Sobre anjos e fugitivos

Por Peter Schulz

Na virtualização total criada por Adolfo Bioy Casares em 1940 no romance A invenção de Morel, um fugitivo, injustiçado, que precisa esconder-se de todo o mundo, refugia-se em uma ilha, onde a invenção que dá nome à obra cria ali um mundo com personagens virtuais. A profusão de seminários e encontros virtuais, às vezes quase simultâneos,  aos quais podemos comparecer, faz lembrar o anjo Damiel no filme As asas do desejo: observador presente a tudo, não pode interagir fisicamente com os humanos e para isso escolhe deixar de ser anjo.

Virtualização é um termo utilizado há tempos – e vastamente – em computação. Uma consulta rápida pelo mundo das páginas virtuais ensina que essa virtualização mais frequente se refere a, por exemplo, emular diferentes sistemas operacionais em um mesmo computador. Você usa um computador como se fosse outro. E não nota a diferença. Por outro lado, colocando a palavra virtualização com, por exemplo também, covid-19, outro significado começa a ser usual: é o mundo com o prefixo “tele” e complemento “remoto” ao que até agora era definido de preferência presencialmente. Seja o ensino, a consulta médica, o escritório doméstico (home office) e até a hora feliz (happy hour). Mas há uma diferença crucial entre a primeira e a segunda acepções do substantivo. A primeira é uma ferramenta, que permite que um aplicativo de um celular seja usado em outro de outro tipo, sem que se perceba a diferença. Na segunda, temos a mudança do real para o muitas vezes festejado, mas outras tantas mal emulado: os aplicativos no lugar de já não sabemos o quê. Na profusão de novas expressões e novos significados, a virtualização primeira não é nova, mas já muito normal. A segunda virtualização parece recente, mas muitas das suas novidades são antigas (e o seu tantas vezes alegado normal eu deixo de lado). A reflexão é importante em relação a essa palavra homônima perfeita, como o é para a manga – não podemos correr o risco de trocar a fruta pela parte da camisa.

A virtualização segunda já foi teorizada antes da atual pandemia, que apenas a colocou em maior evidência e alvoroço com a ressalva do emergencial nem sempre lembrada. Ossi Olinaho proclamava em 2018[i] que “nós não podemos mais equiparar a realidade como a zona de relevância primordial”. Deixo a leitura do sociólogo finlandês para outra hora para sublinhar outros momentos.

Há alguns meses, muitos começamos a ter o cuidado de chamar o isolamento social como distanciamento físico e o que é batizado de virtualização parece suprir o contato nessa distância. A solução, no entanto, carrega uma armadilha. John Durham Peters, em seu livro Speaking into the air: A history of the idea of communication[ii], declara:

“A falha em comunicar é o ponto de partida para a real comunicação.

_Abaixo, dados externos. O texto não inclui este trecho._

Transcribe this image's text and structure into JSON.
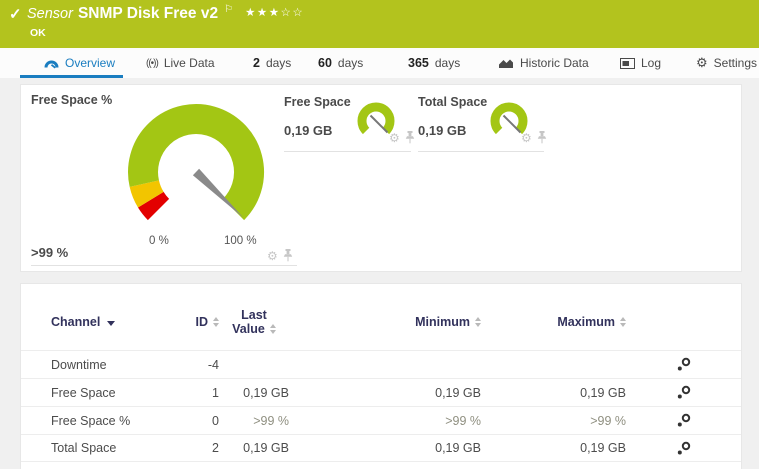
{
  "colors": {
    "header_bg": "#b3c31e",
    "accent_blue": "#1a7dc0",
    "gauge_ok": "#a3c614",
    "gauge_warn": "#f2c500",
    "gauge_error": "#e30000",
    "gauge_needle": "#8a8a8a",
    "table_header_text": "#32325c"
  },
  "header": {
    "check_icon": "✓",
    "kind": "Sensor",
    "title": "SNMP Disk Free v2",
    "flag_icon": "⚐",
    "stars_filled": "★★★",
    "stars_empty": "☆☆",
    "status": "OK"
  },
  "tabs": {
    "overview": "Overview",
    "live": "Live Data",
    "live_icon_glyph": "((•))",
    "d2_num": "2",
    "d2_unit": "days",
    "d60_num": "60",
    "d60_unit": "days",
    "d365_num": "365",
    "d365_unit": "days",
    "historic": "Historic Data",
    "log": "Log",
    "settings": "Settings",
    "settings_icon_glyph": "⚙"
  },
  "gauges": {
    "primary": {
      "title": "Free Space %",
      "value": ">99 %",
      "scale_min": "0 %",
      "scale_max": "100 %"
    },
    "free_space": {
      "title": "Free Space",
      "value": "0,19 GB"
    },
    "total_space": {
      "title": "Total Space",
      "value": "0,19 GB"
    },
    "gear_icon_glyph": "⚙"
  },
  "table": {
    "headers": {
      "channel": "Channel",
      "id": "ID",
      "last_line1": "Last",
      "last_line2": "Value",
      "minimum": "Minimum",
      "maximum": "Maximum"
    },
    "rows": [
      {
        "channel": "Downtime",
        "id": "-4",
        "last": "",
        "min": "",
        "max": ""
      },
      {
        "channel": "Free Space",
        "id": "1",
        "last": "0,19 GB",
        "min": "0,19 GB",
        "max": "0,19 GB"
      },
      {
        "channel": "Free Space %",
        "id": "0",
        "last": ">99 %",
        "min": ">99 %",
        "max": ">99 %"
      },
      {
        "channel": "Total Space",
        "id": "2",
        "last": "0,19 GB",
        "min": "0,19 GB",
        "max": "0,19 GB"
      }
    ]
  }
}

O fato de não podermos nos comunicar como anjos (isto é, perfeitamente) é um fato trágico, mas também uma benção.”

O rápido sublimar da virtualização pode inverter a frase: o fato de podermos nos comunicar como anjos é uma benção, mas também uma tragédia. A profusão de seminários e encontros virtuais, às vezes quase simultâneos,  aos quais podemos comparecer, faz lembrar o anjo Damiel no filme As asas do desejo: observador presente a tudo, não pode interagir fisicamente com os humanos e para isso escolhe deixar de ser anjo, ou, como na frase de Peters, abdicar da comunicação tida como perfeita.

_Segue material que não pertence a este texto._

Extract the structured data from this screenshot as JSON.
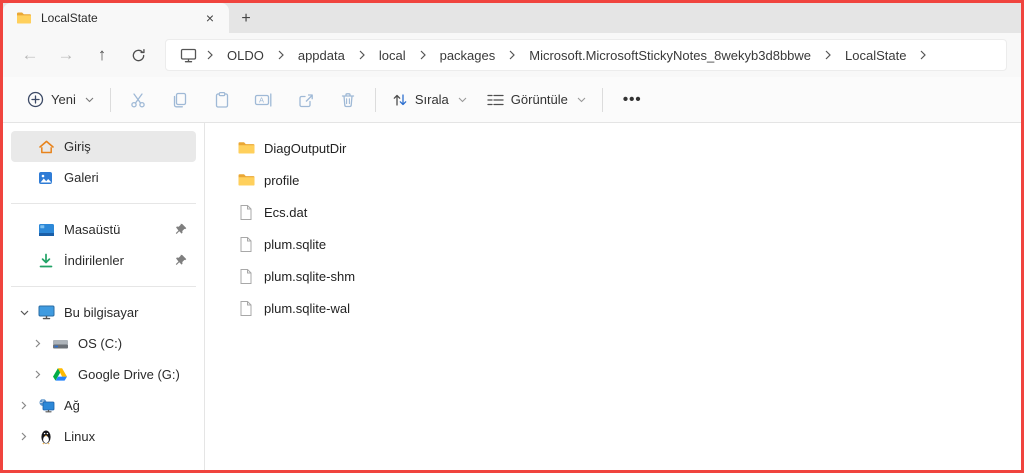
{
  "colors": {
    "annotation_border": "#f0443e",
    "folder_yellow": "#ffd05c",
    "accent_blue": "#2d6fce",
    "selection_gray": "#e9e9e9",
    "disabled_icon_blue": "#9fb9d6"
  },
  "tab_bar": {
    "active_tab": {
      "title": "LocalState"
    },
    "close_label": "×",
    "new_tab_label": "+"
  },
  "navigation": {
    "back_label": "←",
    "forward_label": "→",
    "up_label": "↑",
    "breadcrumb": {
      "items": [
        "OLDO",
        "appdata",
        "local",
        "packages",
        "Microsoft.MicrosoftStickyNotes_8wekyb3d8bbwe",
        "LocalState"
      ]
    }
  },
  "toolbar": {
    "new_label": "Yeni",
    "sort_label": "Sırala",
    "view_label": "Görüntüle",
    "more_label": "•••"
  },
  "sidebar": {
    "items": [
      {
        "label": "Giriş",
        "selected": true
      },
      {
        "label": "Galeri"
      },
      {
        "label": "Masaüstü",
        "pinned": true
      },
      {
        "label": "İndirilenler",
        "pinned": true
      },
      {
        "label": "Bu bilgisayar",
        "expanded": true
      },
      {
        "label": "OS (C:)"
      },
      {
        "label": "Google Drive (G:)"
      },
      {
        "label": "Ağ"
      },
      {
        "label": "Linux"
      }
    ]
  },
  "files": {
    "items": [
      {
        "name": "DiagOutputDir",
        "type": "folder"
      },
      {
        "name": "profile",
        "type": "folder"
      },
      {
        "name": "Ecs.dat",
        "type": "file"
      },
      {
        "name": "plum.sqlite",
        "type": "file"
      },
      {
        "name": "plum.sqlite-shm",
        "type": "file"
      },
      {
        "name": "plum.sqlite-wal",
        "type": "file"
      }
    ]
  }
}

O dilema do anjo interpretado por Bruno Ganz no filme de Wim Wenders pode ser invertido: o humano que observa o mundo virtual perfeito, mas não consegue interagir com ele. É o que acontece na virtualização total criada por Adolfo Bioy Casares em 1940 no romance A invenção de Morel. Um fugitivo, injustiçado, que precisa esconder-se de todo o mundo, refugia-se em uma ilha, onde a invenção que dá nome à obra cria ali um mundo com personagens virtuais. O fugitivo, sem nome, apaixona-se pela inalcançável e virtual Faustine. Resta-lhe esperar a morte real para ser virtualizado. No âmago da ideia do virtual da ficção, novamente a questão que se impõe hoje: “as tecnologias são para suprir ausências”. Mas ausências de quem para quem?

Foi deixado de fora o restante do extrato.